Combinatorics questions: why does the 50% probability change?

There are two problems in combinatorics that I solve just out of curiosity. In the process of manipulation, I came across several interesting features that I can’t explain, because I don’t have enough knowledge. Maybe someone can spend their time and explain what exactly is the solution? Please don't get angry in advance if the questions and methods I use turn out to be completely stupid - I'm just doing something interesting, as if I were just throwing stones into the sea and watching them raise spray.
So, two tasks.
1) Classic. Throw a coin and guess: heads or tails. We are trying to improve the results of successful guessing.
2) A person is given two envelopes with money to choose from. The amount of money in the first envelope is chosen absolutely randomly, and the amount twice as much is always placed in the second. That is, if you decide to put $5 in the first envelope, then $10 will be in the second. A person, having chosen an envelope, can open it. Then he can refuse the first envelope and take the second one, or keep the first one and end the round. After the end of the round, the referee shows the amounts in both envelopes. The bottom line is to guess the envelope with more money more often.
The sample in each task was different, I tried up to 1,000,000,000 (billion).
Task number 1.
If I make a script with a simple random choice, I get 50% results with a little plus or minus. That is, 49.99999 or 50.00001 (the more samples, the more we strive for 50%). Everything is clear here. Another thing begins if I start counting the number of "tails" and "eagles". And when choosing, if more tails came up earlier, I choose heads. And if more heads came up earlier, I choose tails.

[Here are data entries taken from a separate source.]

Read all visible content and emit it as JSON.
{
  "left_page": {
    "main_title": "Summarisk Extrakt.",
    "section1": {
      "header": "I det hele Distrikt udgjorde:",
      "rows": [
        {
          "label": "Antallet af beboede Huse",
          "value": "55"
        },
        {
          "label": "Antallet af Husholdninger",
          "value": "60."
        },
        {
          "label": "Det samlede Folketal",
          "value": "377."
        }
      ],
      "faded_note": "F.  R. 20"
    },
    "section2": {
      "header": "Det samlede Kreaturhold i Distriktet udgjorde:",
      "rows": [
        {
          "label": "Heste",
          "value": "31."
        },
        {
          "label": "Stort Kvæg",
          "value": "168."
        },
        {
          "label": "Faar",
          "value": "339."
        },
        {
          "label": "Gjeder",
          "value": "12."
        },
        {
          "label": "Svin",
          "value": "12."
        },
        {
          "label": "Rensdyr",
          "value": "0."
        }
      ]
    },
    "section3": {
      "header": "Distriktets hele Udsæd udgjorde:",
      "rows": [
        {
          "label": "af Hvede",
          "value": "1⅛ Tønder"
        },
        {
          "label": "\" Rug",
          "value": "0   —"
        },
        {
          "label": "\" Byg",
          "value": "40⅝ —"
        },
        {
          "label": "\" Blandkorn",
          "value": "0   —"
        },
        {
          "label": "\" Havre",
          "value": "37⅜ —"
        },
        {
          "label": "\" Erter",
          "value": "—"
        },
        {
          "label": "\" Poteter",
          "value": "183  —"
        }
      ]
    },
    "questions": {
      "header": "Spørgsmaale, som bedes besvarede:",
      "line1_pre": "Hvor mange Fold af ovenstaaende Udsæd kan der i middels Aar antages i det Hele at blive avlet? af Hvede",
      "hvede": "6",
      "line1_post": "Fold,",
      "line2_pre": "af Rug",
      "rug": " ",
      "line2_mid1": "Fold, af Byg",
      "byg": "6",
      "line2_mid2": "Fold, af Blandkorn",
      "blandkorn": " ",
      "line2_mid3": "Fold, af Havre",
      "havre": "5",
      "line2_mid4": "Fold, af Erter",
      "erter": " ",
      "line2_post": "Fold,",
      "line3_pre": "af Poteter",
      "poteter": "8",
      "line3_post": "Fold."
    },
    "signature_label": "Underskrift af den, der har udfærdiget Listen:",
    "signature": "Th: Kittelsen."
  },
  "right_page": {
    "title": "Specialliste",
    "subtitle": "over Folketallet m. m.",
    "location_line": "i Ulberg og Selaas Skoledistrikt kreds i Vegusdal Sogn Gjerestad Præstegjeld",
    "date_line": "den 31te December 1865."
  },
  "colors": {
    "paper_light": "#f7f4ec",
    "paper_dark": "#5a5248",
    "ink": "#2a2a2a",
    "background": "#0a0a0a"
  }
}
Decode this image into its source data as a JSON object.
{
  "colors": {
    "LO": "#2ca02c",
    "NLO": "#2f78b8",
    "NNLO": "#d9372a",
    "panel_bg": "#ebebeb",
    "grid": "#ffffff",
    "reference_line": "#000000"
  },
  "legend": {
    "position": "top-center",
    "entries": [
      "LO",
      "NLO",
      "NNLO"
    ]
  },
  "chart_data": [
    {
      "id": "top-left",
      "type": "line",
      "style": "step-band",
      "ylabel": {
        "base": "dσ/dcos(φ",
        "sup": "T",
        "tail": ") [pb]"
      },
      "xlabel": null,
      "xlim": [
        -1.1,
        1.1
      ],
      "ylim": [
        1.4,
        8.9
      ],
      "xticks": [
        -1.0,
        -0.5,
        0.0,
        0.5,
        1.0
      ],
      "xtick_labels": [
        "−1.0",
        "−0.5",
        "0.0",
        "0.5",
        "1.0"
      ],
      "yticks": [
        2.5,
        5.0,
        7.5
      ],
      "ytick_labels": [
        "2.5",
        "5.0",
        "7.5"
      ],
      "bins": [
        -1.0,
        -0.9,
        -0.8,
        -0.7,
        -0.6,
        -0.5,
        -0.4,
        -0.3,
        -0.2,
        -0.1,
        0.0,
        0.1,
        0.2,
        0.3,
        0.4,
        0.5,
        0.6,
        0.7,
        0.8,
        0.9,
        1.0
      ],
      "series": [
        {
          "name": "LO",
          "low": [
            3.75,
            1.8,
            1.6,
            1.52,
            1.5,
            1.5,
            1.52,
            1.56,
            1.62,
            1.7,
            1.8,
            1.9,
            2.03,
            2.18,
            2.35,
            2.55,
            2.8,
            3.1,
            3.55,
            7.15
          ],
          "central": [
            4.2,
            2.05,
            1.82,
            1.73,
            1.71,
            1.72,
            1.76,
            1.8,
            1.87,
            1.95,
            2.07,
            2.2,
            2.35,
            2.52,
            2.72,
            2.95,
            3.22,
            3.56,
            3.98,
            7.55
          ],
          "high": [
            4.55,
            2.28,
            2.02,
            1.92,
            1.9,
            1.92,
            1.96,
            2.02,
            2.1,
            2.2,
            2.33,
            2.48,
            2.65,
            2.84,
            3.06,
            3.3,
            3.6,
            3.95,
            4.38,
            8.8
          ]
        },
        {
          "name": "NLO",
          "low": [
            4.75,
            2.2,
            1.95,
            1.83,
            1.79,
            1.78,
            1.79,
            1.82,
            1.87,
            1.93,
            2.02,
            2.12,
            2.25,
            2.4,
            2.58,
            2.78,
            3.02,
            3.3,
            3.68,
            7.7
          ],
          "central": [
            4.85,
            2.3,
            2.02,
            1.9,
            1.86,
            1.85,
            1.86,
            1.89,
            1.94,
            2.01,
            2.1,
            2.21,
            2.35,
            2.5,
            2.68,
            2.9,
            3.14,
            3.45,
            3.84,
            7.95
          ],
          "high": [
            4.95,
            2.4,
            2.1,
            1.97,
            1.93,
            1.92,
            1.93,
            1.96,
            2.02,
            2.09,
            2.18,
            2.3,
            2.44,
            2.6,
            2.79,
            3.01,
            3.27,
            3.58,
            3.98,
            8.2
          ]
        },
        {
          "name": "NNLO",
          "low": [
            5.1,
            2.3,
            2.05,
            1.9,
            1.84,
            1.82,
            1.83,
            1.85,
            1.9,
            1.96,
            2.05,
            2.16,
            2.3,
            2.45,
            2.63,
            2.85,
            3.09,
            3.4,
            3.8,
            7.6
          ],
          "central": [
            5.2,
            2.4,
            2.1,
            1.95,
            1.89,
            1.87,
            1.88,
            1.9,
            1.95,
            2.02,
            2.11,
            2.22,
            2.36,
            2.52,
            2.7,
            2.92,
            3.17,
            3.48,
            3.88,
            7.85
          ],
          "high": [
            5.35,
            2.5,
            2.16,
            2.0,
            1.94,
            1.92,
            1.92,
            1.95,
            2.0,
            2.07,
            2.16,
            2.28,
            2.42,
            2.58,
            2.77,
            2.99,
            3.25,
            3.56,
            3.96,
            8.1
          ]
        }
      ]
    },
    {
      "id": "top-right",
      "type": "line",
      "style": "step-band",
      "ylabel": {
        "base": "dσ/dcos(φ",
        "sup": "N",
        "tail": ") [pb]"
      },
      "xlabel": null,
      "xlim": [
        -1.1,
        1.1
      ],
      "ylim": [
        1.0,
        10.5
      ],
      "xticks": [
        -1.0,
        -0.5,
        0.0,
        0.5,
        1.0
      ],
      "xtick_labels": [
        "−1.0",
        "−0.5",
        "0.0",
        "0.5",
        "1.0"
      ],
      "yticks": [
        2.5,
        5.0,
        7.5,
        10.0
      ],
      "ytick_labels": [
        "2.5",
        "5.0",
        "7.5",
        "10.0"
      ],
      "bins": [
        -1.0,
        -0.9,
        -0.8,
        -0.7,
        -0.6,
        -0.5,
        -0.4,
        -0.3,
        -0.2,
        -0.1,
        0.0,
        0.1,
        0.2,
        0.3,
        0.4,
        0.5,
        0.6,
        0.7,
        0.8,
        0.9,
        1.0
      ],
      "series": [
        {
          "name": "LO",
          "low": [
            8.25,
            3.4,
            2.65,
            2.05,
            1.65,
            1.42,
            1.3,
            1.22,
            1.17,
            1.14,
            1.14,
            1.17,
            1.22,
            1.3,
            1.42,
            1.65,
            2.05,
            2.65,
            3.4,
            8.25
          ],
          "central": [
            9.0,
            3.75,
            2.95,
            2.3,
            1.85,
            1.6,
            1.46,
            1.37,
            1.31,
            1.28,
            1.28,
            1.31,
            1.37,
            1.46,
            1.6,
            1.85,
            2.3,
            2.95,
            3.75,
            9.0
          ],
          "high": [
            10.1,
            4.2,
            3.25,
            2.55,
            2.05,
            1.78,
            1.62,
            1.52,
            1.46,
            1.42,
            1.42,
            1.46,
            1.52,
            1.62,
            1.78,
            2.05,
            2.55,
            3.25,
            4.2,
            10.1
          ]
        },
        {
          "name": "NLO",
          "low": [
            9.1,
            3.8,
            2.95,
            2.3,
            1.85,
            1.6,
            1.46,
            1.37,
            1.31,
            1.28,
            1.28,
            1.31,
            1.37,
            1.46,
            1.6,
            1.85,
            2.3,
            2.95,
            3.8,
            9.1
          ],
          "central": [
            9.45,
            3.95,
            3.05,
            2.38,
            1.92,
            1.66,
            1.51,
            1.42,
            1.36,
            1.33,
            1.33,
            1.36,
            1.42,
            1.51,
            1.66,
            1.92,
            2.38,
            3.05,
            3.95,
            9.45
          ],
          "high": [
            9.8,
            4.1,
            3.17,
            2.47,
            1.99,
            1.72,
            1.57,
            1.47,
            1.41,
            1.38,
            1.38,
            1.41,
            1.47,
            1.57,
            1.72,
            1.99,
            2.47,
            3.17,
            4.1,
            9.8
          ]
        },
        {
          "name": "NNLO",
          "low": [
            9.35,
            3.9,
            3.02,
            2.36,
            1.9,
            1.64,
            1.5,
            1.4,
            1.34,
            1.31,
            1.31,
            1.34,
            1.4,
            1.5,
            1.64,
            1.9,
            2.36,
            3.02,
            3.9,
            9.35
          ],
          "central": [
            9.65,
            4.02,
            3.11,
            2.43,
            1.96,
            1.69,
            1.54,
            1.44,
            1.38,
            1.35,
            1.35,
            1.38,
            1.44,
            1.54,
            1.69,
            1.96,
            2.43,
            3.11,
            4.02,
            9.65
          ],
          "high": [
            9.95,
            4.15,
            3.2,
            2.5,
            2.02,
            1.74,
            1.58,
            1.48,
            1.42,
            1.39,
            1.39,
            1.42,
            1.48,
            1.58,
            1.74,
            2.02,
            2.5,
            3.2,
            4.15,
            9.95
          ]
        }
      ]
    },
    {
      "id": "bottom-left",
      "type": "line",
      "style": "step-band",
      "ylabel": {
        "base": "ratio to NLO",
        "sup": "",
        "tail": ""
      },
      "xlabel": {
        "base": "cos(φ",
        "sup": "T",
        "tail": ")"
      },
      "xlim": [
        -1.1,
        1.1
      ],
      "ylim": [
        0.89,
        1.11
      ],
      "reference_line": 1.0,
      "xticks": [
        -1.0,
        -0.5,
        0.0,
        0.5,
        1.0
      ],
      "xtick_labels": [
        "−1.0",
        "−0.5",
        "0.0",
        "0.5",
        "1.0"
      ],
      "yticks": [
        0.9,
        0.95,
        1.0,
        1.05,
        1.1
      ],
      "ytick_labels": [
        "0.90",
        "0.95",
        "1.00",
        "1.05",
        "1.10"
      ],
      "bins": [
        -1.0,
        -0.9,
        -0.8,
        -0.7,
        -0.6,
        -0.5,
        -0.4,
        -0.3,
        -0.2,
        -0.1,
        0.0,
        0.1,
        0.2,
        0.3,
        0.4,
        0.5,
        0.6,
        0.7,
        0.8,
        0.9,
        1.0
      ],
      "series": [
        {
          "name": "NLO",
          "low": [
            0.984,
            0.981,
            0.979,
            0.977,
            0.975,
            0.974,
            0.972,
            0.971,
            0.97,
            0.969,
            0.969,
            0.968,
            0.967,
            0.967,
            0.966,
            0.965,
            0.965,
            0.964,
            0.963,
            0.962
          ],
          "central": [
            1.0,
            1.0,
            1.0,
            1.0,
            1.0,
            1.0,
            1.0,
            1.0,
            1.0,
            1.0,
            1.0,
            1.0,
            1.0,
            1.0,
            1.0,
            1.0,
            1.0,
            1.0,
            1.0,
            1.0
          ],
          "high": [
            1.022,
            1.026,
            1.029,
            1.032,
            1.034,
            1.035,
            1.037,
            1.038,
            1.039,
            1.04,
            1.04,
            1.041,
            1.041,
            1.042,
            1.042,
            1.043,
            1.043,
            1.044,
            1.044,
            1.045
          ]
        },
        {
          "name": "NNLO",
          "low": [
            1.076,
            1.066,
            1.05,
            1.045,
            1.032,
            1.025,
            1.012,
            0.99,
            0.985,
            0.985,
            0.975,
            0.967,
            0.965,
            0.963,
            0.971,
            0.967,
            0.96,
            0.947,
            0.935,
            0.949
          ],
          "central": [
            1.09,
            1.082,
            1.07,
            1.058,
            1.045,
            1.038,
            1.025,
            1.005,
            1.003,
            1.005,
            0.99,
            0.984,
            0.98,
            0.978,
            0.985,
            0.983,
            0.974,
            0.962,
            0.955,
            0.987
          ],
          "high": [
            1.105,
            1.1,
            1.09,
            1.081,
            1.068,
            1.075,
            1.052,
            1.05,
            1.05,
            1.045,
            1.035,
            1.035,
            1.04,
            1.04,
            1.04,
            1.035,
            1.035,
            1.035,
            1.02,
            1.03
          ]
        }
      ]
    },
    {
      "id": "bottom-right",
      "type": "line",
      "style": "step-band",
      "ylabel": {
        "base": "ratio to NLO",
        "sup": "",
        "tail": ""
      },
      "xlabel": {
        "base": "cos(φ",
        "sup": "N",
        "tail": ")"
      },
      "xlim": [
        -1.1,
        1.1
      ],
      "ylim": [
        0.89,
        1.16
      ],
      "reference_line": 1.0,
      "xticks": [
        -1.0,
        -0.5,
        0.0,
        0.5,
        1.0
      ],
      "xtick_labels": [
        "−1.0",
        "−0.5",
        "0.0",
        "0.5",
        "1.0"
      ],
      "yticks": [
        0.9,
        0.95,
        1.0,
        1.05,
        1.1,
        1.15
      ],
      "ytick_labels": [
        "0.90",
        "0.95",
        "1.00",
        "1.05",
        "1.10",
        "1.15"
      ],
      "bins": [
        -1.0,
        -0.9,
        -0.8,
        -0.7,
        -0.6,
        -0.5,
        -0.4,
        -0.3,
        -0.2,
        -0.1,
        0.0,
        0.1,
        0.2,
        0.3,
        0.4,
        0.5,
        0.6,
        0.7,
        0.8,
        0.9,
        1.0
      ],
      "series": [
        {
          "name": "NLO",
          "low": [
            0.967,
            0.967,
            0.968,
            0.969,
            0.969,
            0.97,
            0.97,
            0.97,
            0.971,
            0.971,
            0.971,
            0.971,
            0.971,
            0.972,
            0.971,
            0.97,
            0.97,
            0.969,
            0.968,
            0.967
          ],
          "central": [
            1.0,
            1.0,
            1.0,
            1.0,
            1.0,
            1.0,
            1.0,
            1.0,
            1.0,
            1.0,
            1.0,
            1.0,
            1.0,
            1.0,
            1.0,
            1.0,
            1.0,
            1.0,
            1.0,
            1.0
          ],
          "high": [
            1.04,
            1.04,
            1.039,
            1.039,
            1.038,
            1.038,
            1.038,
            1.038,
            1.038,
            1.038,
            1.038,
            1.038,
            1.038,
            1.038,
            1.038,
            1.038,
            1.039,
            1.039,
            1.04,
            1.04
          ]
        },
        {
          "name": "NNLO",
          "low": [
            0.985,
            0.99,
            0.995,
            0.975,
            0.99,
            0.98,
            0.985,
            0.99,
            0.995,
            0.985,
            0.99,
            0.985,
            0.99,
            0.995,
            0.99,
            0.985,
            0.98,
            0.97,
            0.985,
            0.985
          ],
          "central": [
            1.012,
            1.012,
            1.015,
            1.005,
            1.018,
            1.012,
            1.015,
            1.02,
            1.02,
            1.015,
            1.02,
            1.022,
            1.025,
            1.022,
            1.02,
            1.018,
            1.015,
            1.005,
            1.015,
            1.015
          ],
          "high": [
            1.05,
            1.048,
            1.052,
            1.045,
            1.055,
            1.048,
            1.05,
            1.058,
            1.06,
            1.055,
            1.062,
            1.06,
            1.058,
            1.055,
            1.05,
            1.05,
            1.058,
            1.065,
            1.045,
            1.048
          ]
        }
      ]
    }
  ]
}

There's a thing that I can't understand: the number of successful guesses always goes above 50%. Let on a small "tail" (hereinafter I will call it +K (positive) or -K (negative)), but the 50%-K situation ceases to happen. In any case, for several days of testing, I have never been able to get 50% -K.
Question: is this natural, or is it all about the limitations of the pseudo-random number generator of the programming language?
Task number 2. . Sorry long explanation, tried to shorten it as best I could.
Envelope selection randomly.
I see $5. So the second envelope is either $10 or two dollars and 50 cents. Decided to keep $5 for myself. The referee agrees with my choice, opens the second envelope, and there is $10. I lost. The game goes on and on.
If I constantly choose a random envelope without any strategy, I again get 50%. With +K or with -K.
Envelope selection taking into account the arithmetic mean of the amounts in envelopes.
In order to improve the guessing results, I begin to write down two values: the number of attempts and the arithmetic mean of the amounts that are in the envelopes. Then I follow the rule: I leave the envelope if the amount contained in it is more than the arithmetic average of all amounts, or I change the envelope if there is less money in the envelope.
Simulation of three trials:
Envelopes:
- $5 and $10
- $20 and $40
- $20 and $40
After round 1. Average will be: (10+5) / 2 = 7.5.
After round 2. The arithmetic mean will be: (7.5 * 2 + 40 + 20) / 2 = 37.5.
The envelopes that I get first contain the amounts: 5, 20 and 20.
In the first case, I keep the first envelope $5 (because the average is still 0) and lose $10.
In the second case, I keep $20 (since the average is 7.5) and lose $40.
In the third case, I forfeit the first $20 envelope (since the average is 37.5) and win $40.
Depending on the width of the rand(0, X) range, the degree of guessing reaches up to 75%. That is, the arithmetic mean quickly determines the limits of the range of amounts in envelopes that are unknown, but are finite, and this means that all numbers greater than X / 2 are always larger, which is reflected in the statistics of guessed amounts.
Of course, if we take a very large segment with cosmic numbers, the degree of guessing again begins to tend to 50%. But we still always get 50%+K.
The question is absolutely the same as for the first task: is it natural, or is it all about the limitations of the pseudo-random number generator of the programming language?